# Modelling Rogue Wave Data with Random Forest Regression

In [1]:
%load_ext autoreload
%autoreload 2

## Setup
### Imports

Importing all required packages and define seed and number of cores to use.

In [None]:
import os
import sys
import pickle
import shap

import numpy as np
import pandas as pd

from sklearn.ensemble import RandomForestRegressor
from sklearn.feature_selection import RFECV, SequentialFeatureSelector
from sklearn.model_selection import StratifiedKFold, train_test_split
from sklearn.metrics import mean_squared_error, r2_score
from scipy.stats import spearmanr

sys.path.append('./')
sys.path.append('../scripts/')
import utils

ModuleNotFoundError: No module named 'utils'

### Parameter Settings

In [None]:
seed = 42
n_jobs = 4
print(f"Using {n_jobs} cores from {os.cpu_count()} available cores.") # how many CPU cores are available on the current machine

We load the data that was preprocessed in `data_preprocessing.ipynb`.  

In [None]:
file_data = "../data/data_train_test.pickle"  # path to the preprocessed data
data_train, data_test, y_train, y_train_cat, X_train, y_test, y_test_cat, X_test = utils.load_data(file_data)

## Building a Random Forest Regression Model

### Instantiating the Model and Setting Hyperparameters

- `n_estimators`: The number of trees in the forest.
- `max_depth`: The maximum depth of the tree. If None, then nodes are expanded until all leaves are pure or until all leaves contain less than min_samples_split samples.
- `max_samples`: If bootstrap is True, the number of samples to draw from X to train each base estimator.
- `criterion`: The function to measure the quality of a split. Supported criteria are “squared_error” for the mean squared error, which is equal to variance reduction as feature selection criterion and minimizes the L2 loss using the mean of each terminal node, “friedman_mse”, which uses mean squared error with Friedman’s improvement score for potential splits, “absolute_error” for the mean absolute error, which minimizes the L1 loss using the median of each terminal node, and “poisson” which uses reduction in Poisson deviance to find splits. Training using “absolute_error” is significantly slower than when using “squared_error”.
- `max_features`: The number of features to consider when looking for the best split.

In [None]:
num_cv = 5

hyperparameter_grid = {'n_estimators': [100], # not too high to reduce model size
            'max_depth': [20, 30],
            'max_samples': [0.3, 0.4, 0.5], # not too high to reduce model size and since we have many smaples we can afford to set it low
            'criterion': ['friedman_mse'], # using friedman_mse because the target variable is approx. normally distributed but we can expect non-linear relationships or strong feature interactions since the ElNet model has very low performance
            'max_features': ['sqrt'], # leave default since both sqrt and log2 lead to the same number of selected features, i.e. 4 since the total nu,mber of features is small (17)
            'min_samples_leaf': [1, 2, 3, 5]
}

In [None]:
regressor = RandomForestRegressor(random_state=seed)

### Train the Model

For hyperparameter tuning, we use a k-fold crossvalidation with a stratified splitter that ensures we have enough rogue wave data in the training and validation set.

In [None]:
# Run CV
model, cv_results = utils.run_CV(regressor, hyperparameter_grid, num_cv, X_train, y_train_cat, y_train)
cv_results.sort_values(by="score", ascending=False)

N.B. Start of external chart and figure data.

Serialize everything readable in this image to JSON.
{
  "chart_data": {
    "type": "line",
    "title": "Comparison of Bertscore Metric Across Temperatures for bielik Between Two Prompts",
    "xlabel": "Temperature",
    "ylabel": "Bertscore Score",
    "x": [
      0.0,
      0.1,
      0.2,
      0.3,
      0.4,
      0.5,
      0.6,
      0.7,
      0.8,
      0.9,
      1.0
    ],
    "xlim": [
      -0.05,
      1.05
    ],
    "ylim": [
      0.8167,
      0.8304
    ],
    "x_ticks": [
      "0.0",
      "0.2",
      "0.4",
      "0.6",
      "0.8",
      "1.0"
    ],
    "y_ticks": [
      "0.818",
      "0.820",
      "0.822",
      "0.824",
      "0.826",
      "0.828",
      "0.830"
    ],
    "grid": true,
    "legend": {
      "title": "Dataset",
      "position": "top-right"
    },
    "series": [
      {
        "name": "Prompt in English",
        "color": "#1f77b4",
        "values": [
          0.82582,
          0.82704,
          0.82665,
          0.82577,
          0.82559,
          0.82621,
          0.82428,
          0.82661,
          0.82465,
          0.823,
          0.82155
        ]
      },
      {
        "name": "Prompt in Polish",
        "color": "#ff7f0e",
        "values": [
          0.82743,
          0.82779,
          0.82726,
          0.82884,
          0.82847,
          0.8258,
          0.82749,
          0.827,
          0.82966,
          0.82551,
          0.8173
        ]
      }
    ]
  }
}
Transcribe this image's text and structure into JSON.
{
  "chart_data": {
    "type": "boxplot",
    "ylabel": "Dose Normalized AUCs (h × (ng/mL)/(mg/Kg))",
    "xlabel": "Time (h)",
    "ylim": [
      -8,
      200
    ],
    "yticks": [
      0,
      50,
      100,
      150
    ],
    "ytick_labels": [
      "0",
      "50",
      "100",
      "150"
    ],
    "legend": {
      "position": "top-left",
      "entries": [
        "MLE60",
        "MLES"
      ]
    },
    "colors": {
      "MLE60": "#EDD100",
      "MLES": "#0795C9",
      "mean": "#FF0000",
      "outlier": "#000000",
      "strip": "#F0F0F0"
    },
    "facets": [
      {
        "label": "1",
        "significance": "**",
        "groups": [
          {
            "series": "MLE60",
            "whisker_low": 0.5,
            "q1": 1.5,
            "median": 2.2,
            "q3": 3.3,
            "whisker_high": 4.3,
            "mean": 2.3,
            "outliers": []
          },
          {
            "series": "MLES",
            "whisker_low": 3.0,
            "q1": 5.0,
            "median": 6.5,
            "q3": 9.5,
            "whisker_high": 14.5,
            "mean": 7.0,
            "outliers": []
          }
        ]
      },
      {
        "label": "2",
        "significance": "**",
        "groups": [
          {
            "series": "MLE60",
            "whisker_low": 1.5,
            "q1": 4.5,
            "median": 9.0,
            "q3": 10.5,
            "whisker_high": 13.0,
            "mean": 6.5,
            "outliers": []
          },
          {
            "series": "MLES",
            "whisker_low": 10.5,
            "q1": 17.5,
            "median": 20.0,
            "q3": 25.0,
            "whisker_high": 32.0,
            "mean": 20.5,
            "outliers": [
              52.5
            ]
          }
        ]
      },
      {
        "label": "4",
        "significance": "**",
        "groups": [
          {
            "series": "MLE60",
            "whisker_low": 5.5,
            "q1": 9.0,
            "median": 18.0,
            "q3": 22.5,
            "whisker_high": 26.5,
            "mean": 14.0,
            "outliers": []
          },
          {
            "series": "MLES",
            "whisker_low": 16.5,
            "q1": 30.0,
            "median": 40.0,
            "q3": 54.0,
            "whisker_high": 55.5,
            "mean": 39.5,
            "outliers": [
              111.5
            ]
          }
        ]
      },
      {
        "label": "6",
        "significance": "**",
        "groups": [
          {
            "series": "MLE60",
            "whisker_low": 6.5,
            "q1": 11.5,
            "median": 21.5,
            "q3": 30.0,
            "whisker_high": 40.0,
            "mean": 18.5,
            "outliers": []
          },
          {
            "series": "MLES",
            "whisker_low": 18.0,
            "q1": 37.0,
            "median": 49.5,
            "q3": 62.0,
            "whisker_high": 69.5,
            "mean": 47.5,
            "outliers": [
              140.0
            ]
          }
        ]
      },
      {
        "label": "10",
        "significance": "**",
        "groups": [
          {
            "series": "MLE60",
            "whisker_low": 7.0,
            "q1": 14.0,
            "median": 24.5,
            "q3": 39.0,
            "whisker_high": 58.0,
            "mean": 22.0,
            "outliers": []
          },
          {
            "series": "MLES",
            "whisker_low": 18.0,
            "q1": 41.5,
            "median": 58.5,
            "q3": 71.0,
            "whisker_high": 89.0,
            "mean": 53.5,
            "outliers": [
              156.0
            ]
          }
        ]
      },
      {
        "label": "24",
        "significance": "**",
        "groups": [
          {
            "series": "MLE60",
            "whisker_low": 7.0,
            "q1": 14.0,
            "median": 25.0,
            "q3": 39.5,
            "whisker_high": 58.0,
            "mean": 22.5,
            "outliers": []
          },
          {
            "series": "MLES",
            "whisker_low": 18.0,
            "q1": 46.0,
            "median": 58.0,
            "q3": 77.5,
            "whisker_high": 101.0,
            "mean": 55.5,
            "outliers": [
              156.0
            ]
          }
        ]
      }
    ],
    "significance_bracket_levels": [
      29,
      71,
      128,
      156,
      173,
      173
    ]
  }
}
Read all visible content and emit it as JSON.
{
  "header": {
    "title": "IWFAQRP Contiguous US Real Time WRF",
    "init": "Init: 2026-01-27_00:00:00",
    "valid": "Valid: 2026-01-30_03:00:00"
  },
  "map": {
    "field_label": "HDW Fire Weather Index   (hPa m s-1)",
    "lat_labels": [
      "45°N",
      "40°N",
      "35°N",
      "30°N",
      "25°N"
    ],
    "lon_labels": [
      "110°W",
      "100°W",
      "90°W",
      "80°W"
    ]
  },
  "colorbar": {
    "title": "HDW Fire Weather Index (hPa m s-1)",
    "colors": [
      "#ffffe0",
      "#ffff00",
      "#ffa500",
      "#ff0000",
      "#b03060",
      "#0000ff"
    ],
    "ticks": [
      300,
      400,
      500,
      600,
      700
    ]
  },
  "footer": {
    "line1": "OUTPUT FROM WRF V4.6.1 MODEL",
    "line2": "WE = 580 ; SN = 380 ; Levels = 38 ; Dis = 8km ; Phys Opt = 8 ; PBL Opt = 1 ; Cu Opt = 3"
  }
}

file_cv = f"../results/random_forest/cv_results.csv"
cv_results.to_csv(file_cv)

In [None]:
cv_results = pd.read_csv(file_cv)
cv_results

### Evaluate the Model

The CV results above show that the top 3 performing models with crossvalidation score of R^2 > 0.9 are the models with 'max_depth' = 30 and 'max_samples' = 0.5 combined with 'min_samples_leaf' = 1 or 3, or 'max_samples' = 0.3 combined with 'min_samples_leaf' = 1.  
We now check the model size of those top 3 models since the size has a large impact on the ability to run XAI analysis like SHAP.

In [None]:
hyperparameters_CV = [
    {'max_samples': 0.5, 'min_samples_leaf': 1},
    {'max_samples': 0.4, 'min_samples_leaf': 1},
    {'max_samples': 0.5, 'min_samples_leaf': 2},
]

In [None]:
for hyperparameters in hyperparameters_CV:
    print("\n")
    # Define the RF regressor
    model = RandomForestRegressor(oob_score=False, random_state=seed, criterion='friedman_mse', max_depth=30, max_features='sqrt', n_estimators=100, max_samples=hyperparameters['max_samples'], min_samples_leaf=hyperparameters['min_samples_leaf'])
    model.fit(X_train, y_train)

    utils.evaluate_best_regressor(model, X_train, y_train, dataset="Training", plot=False)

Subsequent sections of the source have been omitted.